Os Correios teriam de registrar sucessivos lucros para reverter a situação, algo mais do que improvável, ou receber aportes por meio de capitalização – o que se esperava que ocorresse com a privatização, processo iniciado em 2021, mas que foi descartado pelo governo Lula da Silva no início do atual mandato. Lula e o Partido dos Trabalhadores (PT) obviamente jamais permitiriam a privatização.

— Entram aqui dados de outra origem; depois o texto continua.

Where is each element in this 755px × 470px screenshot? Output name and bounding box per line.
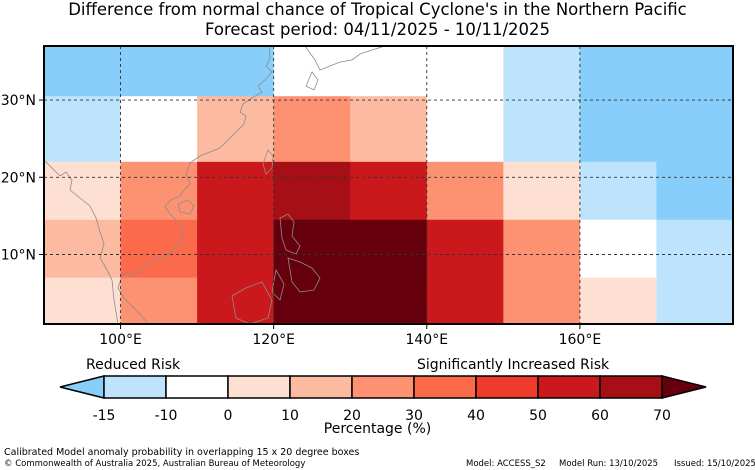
grid-cell-27	[44, 219, 122, 279]
coastlines	[44, 46, 386, 324]
map-frame	[43, 45, 734, 325]
lat-tick-label: 30°N	[1, 93, 36, 109]
grid-cell-21	[273, 161, 351, 221]
colorbar-tick-label: 10	[281, 408, 299, 424]
grid-cell-5	[426, 46, 504, 97]
grid-cell-41	[426, 277, 504, 324]
grid-cell-36	[44, 277, 122, 324]
grid-cell-2	[197, 46, 275, 97]
colorbar-tick-label: -10	[155, 408, 178, 424]
grid-cell-14	[426, 96, 504, 163]
grid-cell-25	[579, 161, 657, 221]
grid-cell-42	[503, 277, 581, 324]
colorbar-tick-label: 40	[467, 408, 485, 424]
colorbar-tick-label: 30	[405, 408, 423, 424]
footer-model-run: Model Run: 13/10/2025	[559, 459, 659, 469]
increased-risk-label: Significantly Increased Risk	[417, 357, 610, 373]
grid-cell-17	[656, 96, 733, 163]
footer-description: Calibrated Model anomaly probability in …	[4, 447, 360, 458]
coastline-korea-japan	[304, 46, 386, 91]
coastline-philippines-luzon	[279, 213, 301, 255]
colorbar-segment-1	[165, 375, 229, 399]
grid-cell-13	[350, 96, 428, 163]
colorbar-tick-label: 60	[591, 408, 609, 424]
grid-cell-1	[120, 46, 198, 97]
footer-issued: Issued: 15/10/2025	[674, 459, 755, 469]
chart-title: Difference from normal chance of Tropica…	[68, 0, 687, 19]
lon-tick-label: 140°E	[405, 332, 448, 348]
colorbar-over-arrow	[661, 375, 707, 399]
grid-cell-3	[273, 46, 351, 97]
lon-tick-label: 160°E	[559, 332, 602, 348]
lat-tick-label: 20°N	[1, 170, 36, 186]
colorbar-segment-8	[599, 375, 663, 399]
grid-cell-9	[44, 96, 122, 163]
grid-cell-32	[426, 219, 504, 279]
grid-cell-31	[350, 219, 428, 279]
grid-cell-23	[426, 161, 504, 221]
colorbar-segment-7	[537, 375, 601, 399]
grid-cell-4	[350, 46, 428, 97]
coastline-philippines-south	[271, 257, 321, 301]
grid-cell-19	[120, 161, 198, 221]
colorbar-segment-3	[289, 375, 353, 399]
grid-cell-30	[273, 219, 351, 279]
colorbar-segment-0	[103, 375, 167, 399]
grid-cell-39	[273, 277, 351, 324]
grid-cell-43	[579, 277, 657, 324]
grid-cell-11	[197, 96, 275, 163]
grid-cell-20	[197, 161, 275, 221]
grid-cell-35	[656, 219, 733, 279]
grid-cell-12	[273, 96, 351, 163]
lon-tick-label: 100°E	[99, 332, 142, 348]
colorbar-under-arrow	[59, 375, 105, 399]
lon-tick-label: 120°E	[252, 332, 295, 348]
coastline-borneo	[231, 281, 273, 324]
grid-cell-7	[579, 46, 657, 97]
coastline-mainland-asia	[117, 46, 273, 324]
colorbar-tick-label: 50	[529, 408, 547, 424]
grid-cell-29	[197, 219, 275, 279]
colorbar-segment-6	[475, 375, 539, 399]
colorbar-xlabel: Percentage (%)	[323, 421, 432, 437]
colorbar: -15 -10 0 10 20 30 40 50 60 70	[59, 375, 707, 424]
colorbar-tick-label: 70	[653, 408, 671, 424]
grid-cell-10	[120, 96, 198, 163]
colorbar-segment-5	[413, 375, 477, 399]
coastline-hainan	[177, 199, 195, 215]
colorbar-segment-4	[351, 375, 415, 399]
colorbar-tick-label: -15	[93, 408, 116, 424]
grid-cell-22	[350, 161, 428, 221]
footer-model: Model: ACCESS_S2	[466, 459, 546, 469]
grid-cell-16	[579, 96, 657, 163]
axis-ticks: 100°E 120°E 140°E 160°E 10°N 20°N 30°N	[1, 93, 601, 348]
colorbar-tick-label: 20	[343, 408, 361, 424]
anomaly-grid	[44, 46, 733, 324]
grid-cell-0	[44, 46, 122, 97]
coastline-taiwan	[262, 149, 274, 175]
footer-copyright: © Commonwealth of Australia 2025, Austra…	[4, 459, 306, 469]
grid-cell-15	[503, 96, 581, 163]
grid-cell-6	[503, 46, 581, 97]
lat-tick-label: 10°N	[1, 248, 36, 264]
grid-cell-24	[503, 161, 581, 221]
grid-cell-34	[579, 219, 657, 279]
grid-cell-33	[503, 219, 581, 279]
grid-cell-37	[120, 277, 198, 324]
colorbar-tick-label: 0	[224, 408, 233, 424]
grid-cell-28	[120, 219, 198, 279]
coastline-bay-of-bengal	[44, 159, 119, 324]
colorbar-segment-2	[227, 375, 291, 399]
grid-cell-26	[656, 161, 733, 221]
chart-subtitle: Forecast period: 04/11/2025 - 10/11/2025	[204, 20, 551, 39]
grid-cell-8	[656, 46, 733, 97]
grid-cell-40	[350, 277, 428, 324]
reduced-risk-label: Reduced Risk	[86, 357, 181, 373]
grid-cell-44	[656, 277, 733, 324]
graticule	[44, 46, 733, 324]
grid-cell-18	[44, 161, 122, 221]
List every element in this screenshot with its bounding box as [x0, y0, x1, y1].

O argumento oficial para manter a empresa estatal é garantir a universalização dos serviços postais, já que, com cerca de 10 mil agências (próprias, comunitárias, franqueadas e permissionárias), os Correios atendem a praticamente todos os municípios do País, mesmo nas regiões mais remotas. Ora, o mesmo serviço poderia ser prestado, em ambiente de ampla concorrência, por empresas privadas, que ganhariam o direito de explorar a concessão sob o compromisso de respeitarem uma regulação sólida e bem desenhada.
Na falta de justificativa realista para manter os Correios mesmo diante do brutal prejuízo, o governo inventa missões para a empresa, como atender a aposentados tungados pelas fraudes no Instituto Nacional do Seguro Social (INSS). E não se pode esquecer que, não faz muito tempo, o ministro do Trabalho, Luiz Marinho, disse que os Correios poderiam, ora vejam, substituir o Uber se este resolvesse cumprir a ameaça de deixar o Brasil.
Mesmo numa era em que quase ninguém mais manda cartas, os Correios mantêm um robusto quadro de funcionários – em torno de 83 mil, sendo 46 mil carteiros. Há planos de demissão voluntária em andamento, para tentar reduzir despesas, mas recentemente a empresa fez concurso para 3.500 novos cargos. O custo com pessoal somou R$ 2,77 bilhões no primeiro trimestre de 2025, quase 10% acima do verificado no mesmo período do ano passado.
E é uma empresa generosa: mesmo diante de todo o prejuízo, concedeu em 2024 a cada um de seus funcionários R$ 2,5 mil a título de bonificação extra de fim de ano, o chamado “vale-peru”. Nada disso condiz com uma empresa que, pelas métricas do setor privado, está falida.